Louise ferme les yeux.
Un timide rayon de soleil tente de réanimer l’été en pâmoison. Alors, debout face à sa fenêtre, Louise ferme les yeux, mais l’éclaircie a raison de l’obscurité sous ses paupières, Louise a fermé les yeux et pourtant il subsiste encore tant de lumière dans ce noir qu’elle s’était préfiguré.
Ce matin de septembre qui discrètement s’est faufilé dans les tous derniers soubresauts d’août, impose son empreinte fauve alentours. Louise ne parvient pas à se souvenir quand cette imperceptible modification a pointé le bout de son nez.

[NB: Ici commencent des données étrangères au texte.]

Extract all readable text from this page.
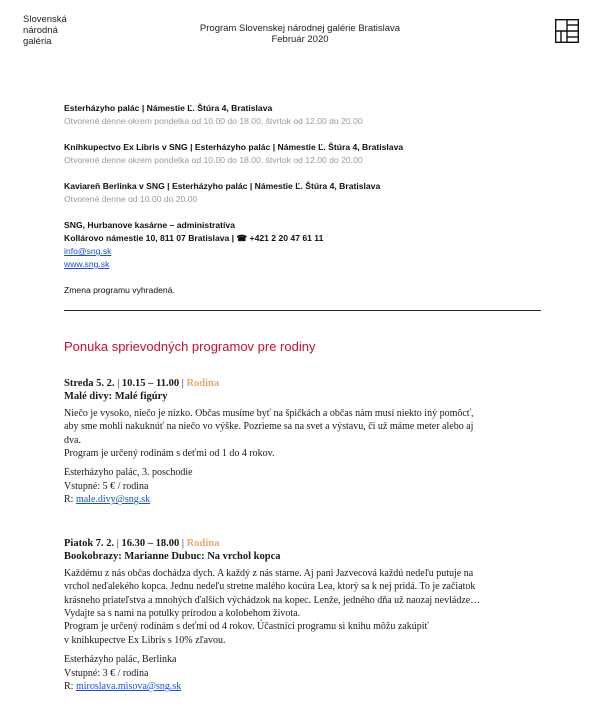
Slovenská
národná
galéria
Program Slovenskej národnej galérie Bratislava
Február 2020
Esterházyho palác | Námestie Ľ. Štúra 4, Bratislava
Otvorené denne okrem pondelka od 10.00 do 18.00, štvrtok od 12.00 do 20.00
Kníhkupectvo Ex Libris v SNG | Esterházyho palác | Námestie Ľ. Štúra 4, Bratislava
Otvorené denne okrem pondelka od 10.00 do 18.00, štvrtok od 12.00 do 20.00
Kaviareň Berlinka v SNG | Esterházyho palác | Námestie Ľ. Štúra 4, Bratislava
Otvorené denne od 10.00 do 20.00
SNG, Hurbanove kasárne – administratíva
Kollárovo námestie 10, 811 07 Bratislava | ☎ +421 2 20 47 61 11
info@sng.sk
www.sng.sk
Zmena programu vyhradená.
Ponuka sprievodných programov pre rodiny
Streda 5. 2. | 10.15 – 11.00 | Rodina
Malé divy: Malé figúry

Niečo je vysoko, niečo je nízko. Občas musíme byť na špičkách a občas nám musí niekto iný pomôcť,

aby sme mohli nakuknúť na niečo vo výške. Pozrieme sa na svet a výstavu, či už máme meter alebo aj

dva.

Program je určený rodinám s deťmi od 1 do 4 rokov.

Esterházyho palác, 3. poschodie

Vstupné: 5 € / rodina

R: male.divy@sng.sk

Piatok 7. 2. | 16.30 – 18.00 | Rodina
Bookobrazy: Marianne Dubuc: Na vrchol kopca

Každému z nás občas dochádza dych. A každý z nás starne. Aj pani Jazvecová každú nedeľu putuje na

vrchol neďalekého kopca. Jednu nedeľu stretne malého kocúra Lea, ktorý sa k nej pridá. To je začiatok

krásneho priateľstva a mnohých ďalších výchádzok na kopec. Lenže, jedného dňa už naozaj nevládze…

Vydajte sa s nami na potulky prírodou a kolobehom života.

Program je určený rodinám s deťmi od 4 rokov. Účastníci programu si knihu môžu zakúpiť

v kníhkupectve Ex Libris s 10% zľavou.

Esterházyho palác, Berlinka

Vstupné: 3 € / rodina

R: miroslava.misova@sng.sk
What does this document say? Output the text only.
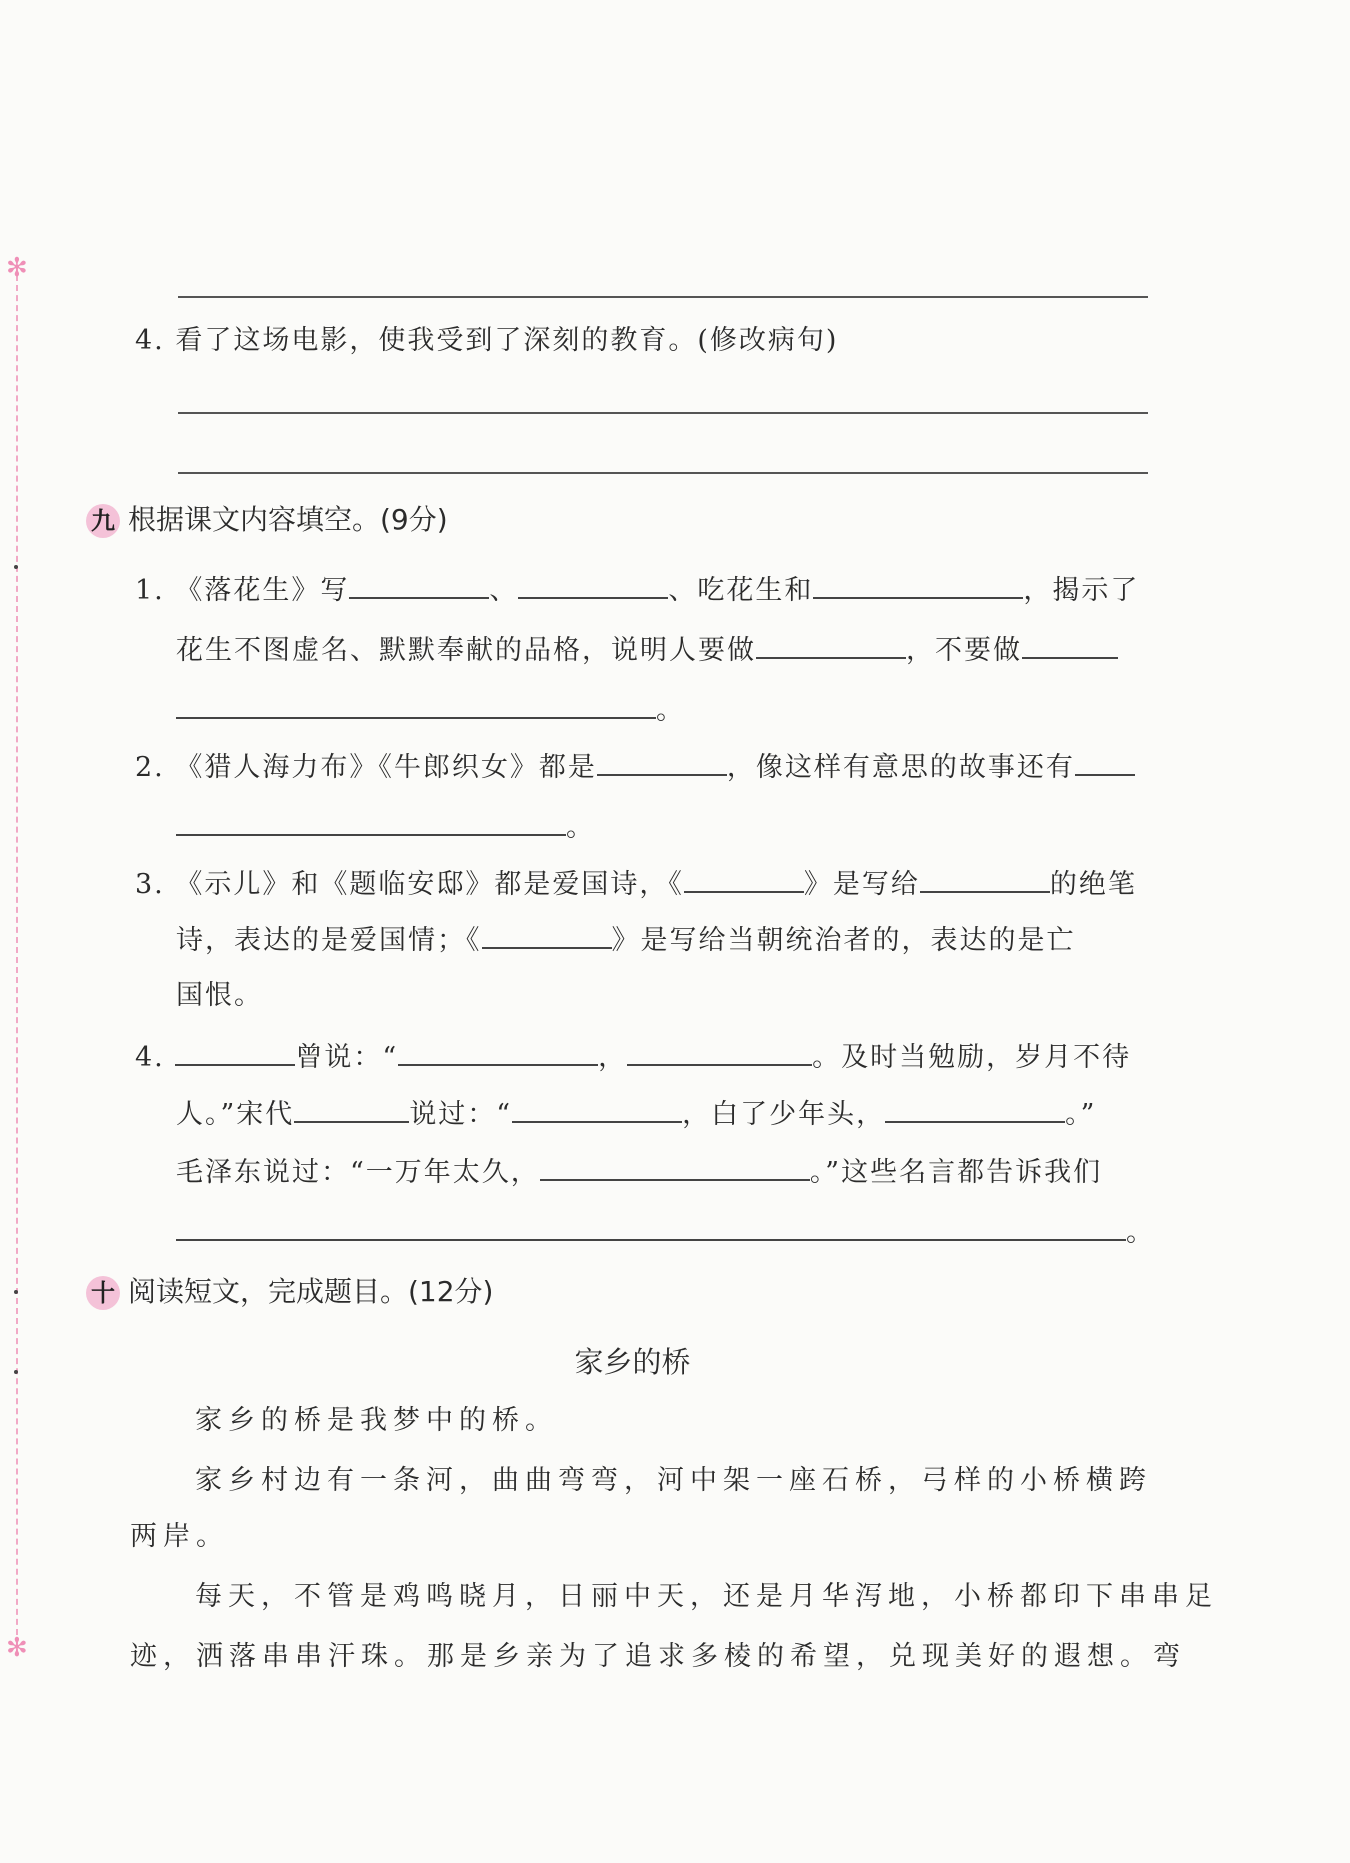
✻
✻
4. 看了这场电影，使我受到了深刻的教育。(修改病句)
九 根据课文内容填空。(9分)
1. 《落花生》写	、	、吃花生和	，揭示了
花生不图虚名、默默奉献的品格，说明人要做	，不要做
。
2. 《猎人海力布》《牛郎织女》都是	，像这样有意思的故事还有
。
3. 《示儿》和《题临安邸》都是爱国诗，《	》是写给	的绝笔
诗，表达的是爱国情；《	》是写给当朝统治者的，表达的是亡
国恨。
4.	曾说：“	，	。及时当勉励，岁月不待
人。”宋代	说过：“	，白了少年头，	。”
毛泽东说过：“一万年太久，	。”这些名言都告诉我们
。
十 阅读短文，完成题目。(12分)
家乡的桥
家乡的桥是我梦中的桥。
家乡村边有一条河，曲曲弯弯，河中架一座石桥，弓样的小桥横跨
两岸。
每天，不管是鸡鸣晓月，日丽中天，还是月华泻地，小桥都印下串串足
迹，洒落串串汗珠。那是乡亲为了追求多棱的希望，兑现美好的遐想。弯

Ce petit rien qui change tout s’est simplement glissé dans une journée trop timide pour le repousser. Depuis, Louise constate que, mine de rien, l’armoire s’ouvre plus volontiers du côté des petites laines, les robes estivales s’assoupissent bien suspendues à leurs cintres de velours, Louise tient à ce qu’elles hibernent confortablement parfumées de naphtaline et d’encore quelques senteurs d’eaux citronnées rescapées des chaleurs estivales.
Louise ferme les yeux. Comme souvent sa matinée s’éveille dans la douceur d’une partition de Chopin, de Fauré, ou de Mozart, ces magiciens capables de la convaincre de la beauté d’une aube claire quand pourtant elle a le cœur lourd. Louise se laisse bercer le temps d’absorber tout ce bonheur que lui promet une cascade de notes douces et rassurantes.
Encore un instant, encore une seconde avant de se résoudre à ouvrir les yeux… Retarder davantage le moment redouté de revenir à d’autres réalités, la musique ne sera plus la même inondée de lumière. Louise tient encore ses yeux fermés, ce fragile moment de grâce à l’abri du cambriolage des matinées qui s’éteignent sous les assauts des heures qui passent. Louise aimerait rester les yeux fermés, à composer elle aussi aujourd’hui comme une mélodie, Louise voudrait faire danser les nuages, les emporter loin d’un automne annoncé, laisser entrer ce petit peu d’été qui doit bien rester blotti quelque part, Louise ne s’avoue pas vaincue. De toute évidence la saison naissante aura raison de ses espoirs les plus fous, mais ses paupières closes lui conservent son rêve pour un tout petit moment de plus.